Migrate Your PostgreSQL Database

3 min read

With Heroku planning on cutting their free tier of services very soon, its time to migrate. This is my documented migration away from Heroku Postgres in hopes of helping other developers make the transition.


If you haven’t heard yet Heroku will no longer be offering the free tier of services and will also be deleting inactive accounts. With free services being removed on Nov 28th, 2022, and inactive account deletion starting Oct 26th, 2022. If you are like me you probably are using someone those free services. I have been using Heroku Postgres for some personal projects.  There are a number of free services out there for database hosting.

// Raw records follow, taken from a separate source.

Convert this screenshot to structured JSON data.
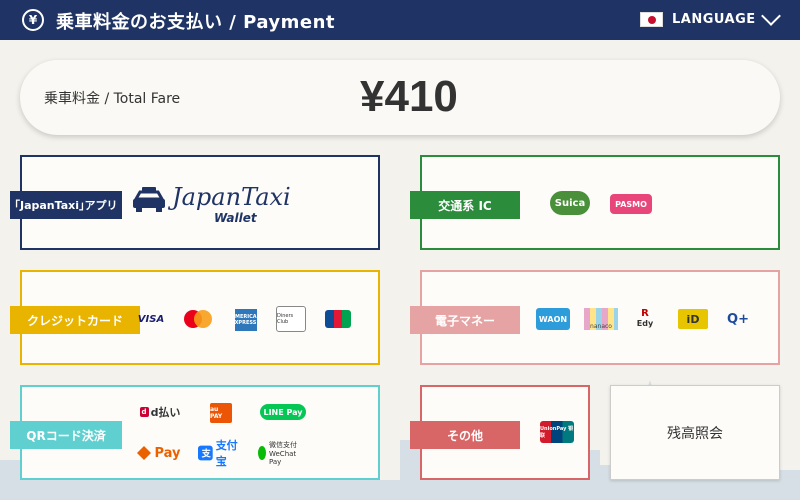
{
  "header": {
    "title": "乗車料金のお支払い / Payment",
    "yen_glyph": "¥",
    "language_label": "LANGUAGE"
  },
  "fare": {
    "label": "乗車料金 /  Total Fare",
    "amount": "¥410"
  },
  "methods": {
    "japantaxi": {
      "label": "｢JapanTaxi｣アプリ",
      "logo_word": "JapanTaxi",
      "logo_sub": "Wallet",
      "color": "#1f3464"
    },
    "transit_ic": {
      "label": "交通系 IC",
      "logos": [
        "Suica",
        "PASMO"
      ],
      "color": "#2b8c3c"
    },
    "credit_card": {
      "label": "クレジットカード",
      "logos": [
        "VISA",
        "AMERICAN EXPRESS",
        "Diners Club"
      ],
      "color": "#e8b400"
    },
    "e_money": {
      "label": "電子マネー",
      "logos": [
        "WAON",
        "nanaco",
        "R",
        "Edy",
        "iD",
        "Q+"
      ],
      "color": "#e5a3a3"
    },
    "qr_code": {
      "label": "QRコード決済",
      "logos": [
        "d払い",
        "au PAY",
        "LINE Pay",
        "Pay",
        "支付宝",
        "微信支付 WeChat Pay"
      ],
      "color": "#5fcfd0"
    },
    "other": {
      "label": "その他",
      "logos": [
        "UnionPay 银联"
      ],
      "color": "#d96666"
    }
  },
  "balance": {
    "label": "残高照会"
  }
}
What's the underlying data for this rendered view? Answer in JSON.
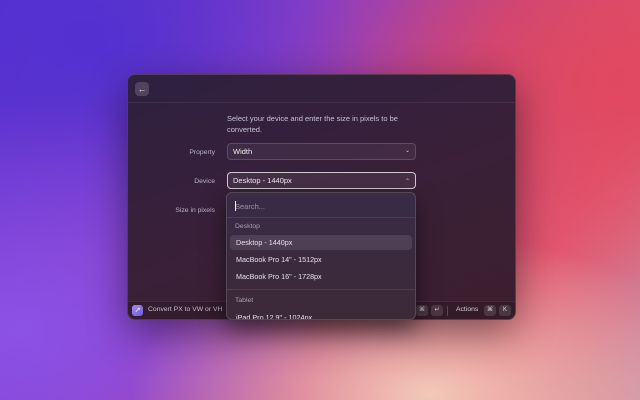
{
  "header": {
    "back_icon": "arrow-left-icon",
    "back_glyph": "←"
  },
  "intro_text": "Select your device and enter the size in pixels to be converted.",
  "form": {
    "property": {
      "label": "Property",
      "value": "Width"
    },
    "device": {
      "label": "Device",
      "value": "Desktop - 1440px"
    },
    "size": {
      "label": "Size in pixels"
    },
    "chevron_down": "⌄",
    "chevron_up": "⌃"
  },
  "dropdown": {
    "search_placeholder": "Search...",
    "sections": [
      {
        "title": "Desktop",
        "items": [
          {
            "label": "Desktop - 1440px",
            "selected": true
          },
          {
            "label": "MacBook Pro 14\" - 1512px",
            "selected": false
          },
          {
            "label": "MacBook Pro 16\" - 1728px",
            "selected": false
          }
        ]
      },
      {
        "title": "Tablet",
        "items": [
          {
            "label": "iPad Pro 12.9\" - 1024px",
            "selected": false
          }
        ]
      }
    ]
  },
  "footer": {
    "extension_name": "Convert PX to VW or VH",
    "primary_shortcut": [
      "⌘",
      "↵"
    ],
    "actions_label": "Actions",
    "actions_shortcut": [
      "⌘",
      "K"
    ]
  }
}
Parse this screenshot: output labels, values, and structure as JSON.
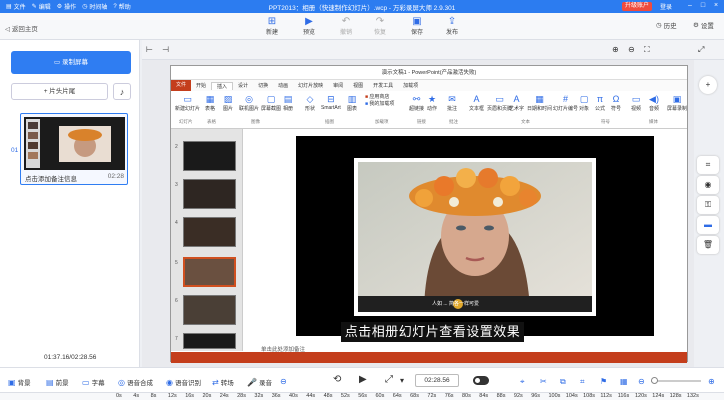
{
  "titlebar": {
    "menus": [
      "文件",
      "编辑",
      "操作",
      "时间轴",
      "帮助"
    ],
    "title": "PPT2013：相册（快速制作幻灯片）.wcp - 万彩录屏大师 2.9.301",
    "upgrade": "升级账户",
    "login": "登录",
    "accent": "#2c7cf0"
  },
  "toolbar": {
    "back": "返回主页",
    "buttons": [
      {
        "label": "新建",
        "icon": "new-icon"
      },
      {
        "label": "预览",
        "icon": "preview-icon"
      },
      {
        "label": "撤销",
        "icon": "undo-icon"
      },
      {
        "label": "恢复",
        "icon": "redo-icon"
      },
      {
        "label": "保存",
        "icon": "save-icon"
      },
      {
        "label": "发布",
        "icon": "publish-icon"
      }
    ],
    "history": "历史",
    "settings": "设置"
  },
  "left": {
    "record": "录制屏幕",
    "head_tail": "+ 片头片尾",
    "slide_index": "01",
    "thumb_caption": "点击添加备注信息",
    "thumb_time": "02:28",
    "time": "01:37.16/02:28.56"
  },
  "ppt": {
    "title": "演示文稿1 - PowerPoint(产品激活失败)",
    "tabs": [
      "文件",
      "开始",
      "插入",
      "设计",
      "切换",
      "动画",
      "幻灯片放映",
      "审阅",
      "视图",
      "开发工具",
      "加载项"
    ],
    "groups": [
      "幻灯片",
      "表格",
      "图像",
      "插图",
      "加载项",
      "链接",
      "批注",
      "文本",
      "符号",
      "媒体"
    ],
    "ribbon_items": [
      "新建幻灯片",
      "表格",
      "图片",
      "联机图片",
      "屏幕截图",
      "相册",
      "形状",
      "SmartArt",
      "图表",
      "应用商店",
      "我的加载项",
      "超链接",
      "动作",
      "批注",
      "文本框",
      "页眉和页脚",
      "艺术字",
      "日期和时间",
      "幻灯片编号",
      "对象",
      "公式",
      "符号",
      "视频",
      "音频",
      "屏幕录制"
    ],
    "slide_numbers": [
      "2",
      "3",
      "4",
      "5",
      "6",
      "7"
    ],
    "notes": "单击此处添加备注",
    "caption_hint": "人如 ... 简各一样可爱"
  },
  "subtitle": "点击相册幻灯片查看设置效果",
  "bottom": {
    "tools": [
      "背景",
      "前景",
      "字幕",
      "语音合成",
      "语音识别",
      "转场",
      "录音"
    ],
    "time": "02:28.56"
  },
  "timeline": {
    "ticks": [
      "0s",
      "4s",
      "8s",
      "12s",
      "16s",
      "20s",
      "24s",
      "28s",
      "32s",
      "36s",
      "40s",
      "44s",
      "48s",
      "52s",
      "56s",
      "60s",
      "64s",
      "68s",
      "72s",
      "76s",
      "80s",
      "84s",
      "88s",
      "92s",
      "96s",
      "100s",
      "104s",
      "108s",
      "112s",
      "116s",
      "120s",
      "124s",
      "128s",
      "132s"
    ]
  }
}
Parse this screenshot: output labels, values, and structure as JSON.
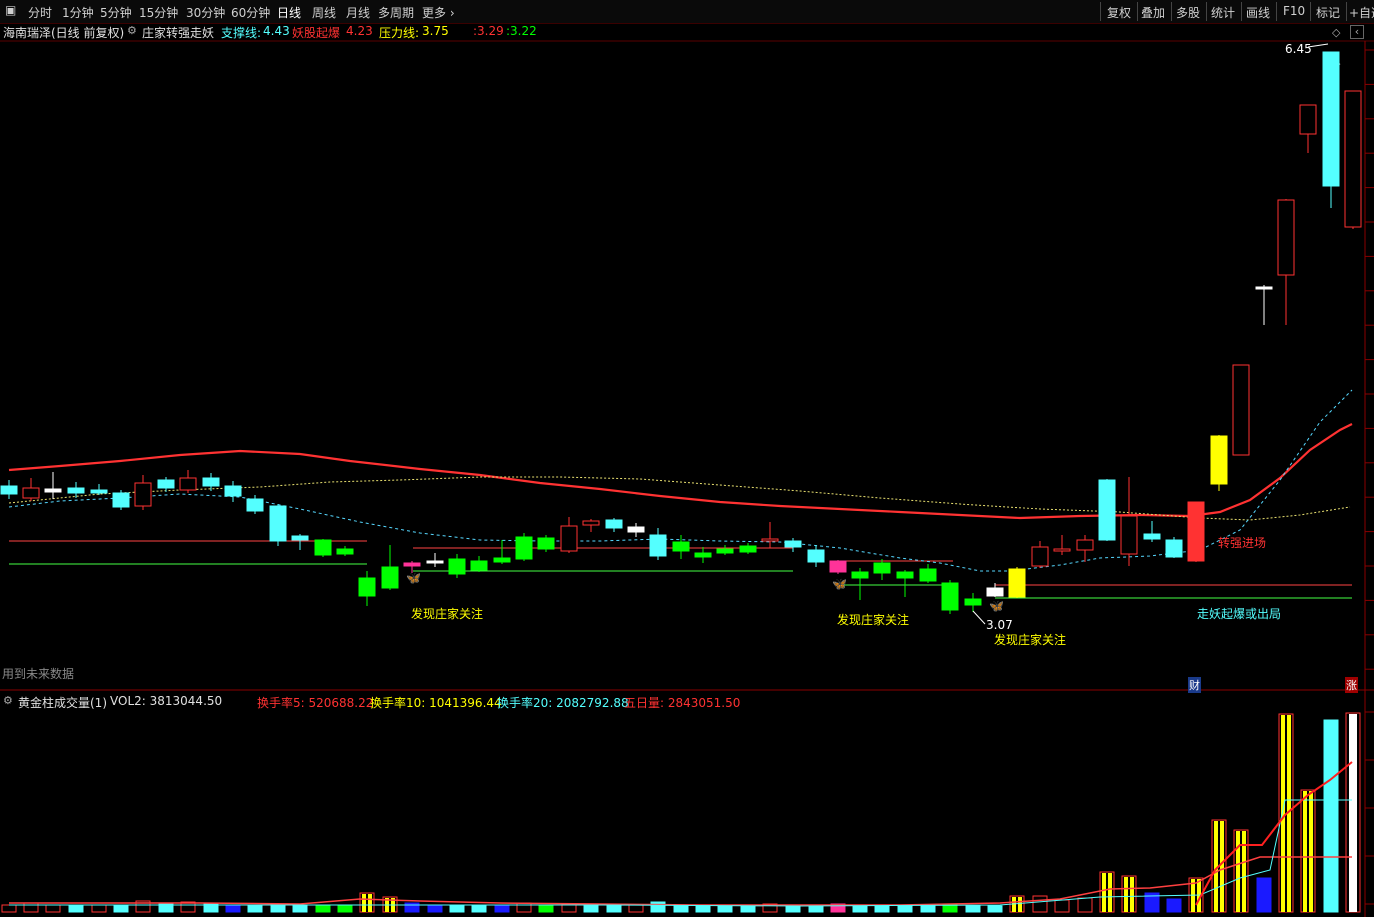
{
  "toolbar": {
    "period_tabs": [
      "分时",
      "1分钟",
      "5分钟",
      "15分钟",
      "30分钟",
      "60分钟",
      "日线",
      "周线",
      "月线",
      "多周期",
      "更多"
    ],
    "right_buttons": [
      "复权",
      "叠加",
      "多股",
      "统计",
      "画线",
      "F10",
      "标记",
      "+自选"
    ]
  },
  "main_info": {
    "stock_name": "海南瑞泽(日线 前复权)",
    "indicator_name": "庄家转强走妖",
    "support_label": "支撑线:",
    "support_value": "4.43",
    "yaojiu_label": "妖股起爆",
    "yaojiu_value": "4.23",
    "pressure_label": "压力线:",
    "pressure_value": "3.75",
    "extra1": ":3.29",
    "extra2": ":3.22"
  },
  "annotations": {
    "high_price": "6.45",
    "low_price": "3.07",
    "label_focus_1": "发现庄家关注",
    "label_focus_2": "发现庄家关注",
    "label_focus_3": "发现庄家关注",
    "label_strong": "转强进场",
    "label_exit": "走妖起爆或出局",
    "future_data": "用到未来数据",
    "badge_cai": "财",
    "badge_zhang": "涨"
  },
  "volume_info": {
    "indicator_name": "黄金柱成交量(1)",
    "vol2": "VOL2: 3813044.50",
    "hs5": "换手率5: 520688.22",
    "hs10": "换手率10: 1041396.44",
    "hs20": "换手率20: 2082792.88",
    "wuri": "五日量: 2843051.50"
  },
  "colors": {
    "up": "#ff3232",
    "down_cyan": "#54ffff",
    "green": "#00ff00",
    "yellow": "#ffff00",
    "magenta": "#ff3399",
    "background": "#000000"
  }
}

For this walk through, I am going to be migrating from Heroku to bit.io. The process was relatively easy and I actually used their live chat for a little help, which they were super helpful and friendly.


What you will need: 


postgresql, I used version 14, this differs some from bit.io’s docs


Your Heroku account


Your new bit.io account (or another service)

Starting off


Let’s install postgresql version 14. I am on Mac but you can do this on any operating system. I installed using the homebrew command:


brew install postgresql


postgresql download guide


Now


From here we are going to be using two commands from postgresql. The first is pg_dump, and we will need to add a few options/flags. This is also the point where you will need your Heroku URI or connection_string.


Heroku Credentials


We need to pull our database from Heroku using the postgresql command: pg_dump.


You can find more about the postgresql command and flags here: pg_dump. I encourage you to take a look to understand better what each flag is doing here.


pg_dump --no-privileges --format=custom --file=heroku_archive.dump "your_heroku_uri_string"


You will now have a file in the directory you ran this with the title heroku_archive.dump. You can check this by running ls in the directory you ran the command.

Next


You will need your bit.io account and database up. So create that now, you can use GitHub to log in. Once logged in, create your database.


When your database is selected you will see a nav item titled “Connect”, this is how we are going to be getting things, well, connected. Much of the same information is here as was in the “Administration” and then “Credentials” in your Heroku Postgres account.


Connecting to bit.io


We will now be running another postgresql command: pg_restore.


pg_restore --no-owner --port=5432 --dbname="your_bitio_postgres_connection" heroku_archive.dump


Again, I encourage you to please take a look at this command and the flags here: pg_restore 


And Finally


We can double-check everything. Go to your bit.io database, and select the “Data” tab at the top. On the left side, you will see a GUI that includes all your tables, center a GUI of the table with its values, and on the right a query editor for running queries. I so far have liked bit.io’s user interface.


Make sure you go and update all your connection_strings in your .env files that were previously using your Heroku database. Be sure to update it locally and in any production projects.


Thanks for reading. I hope this was helpful in your migration process.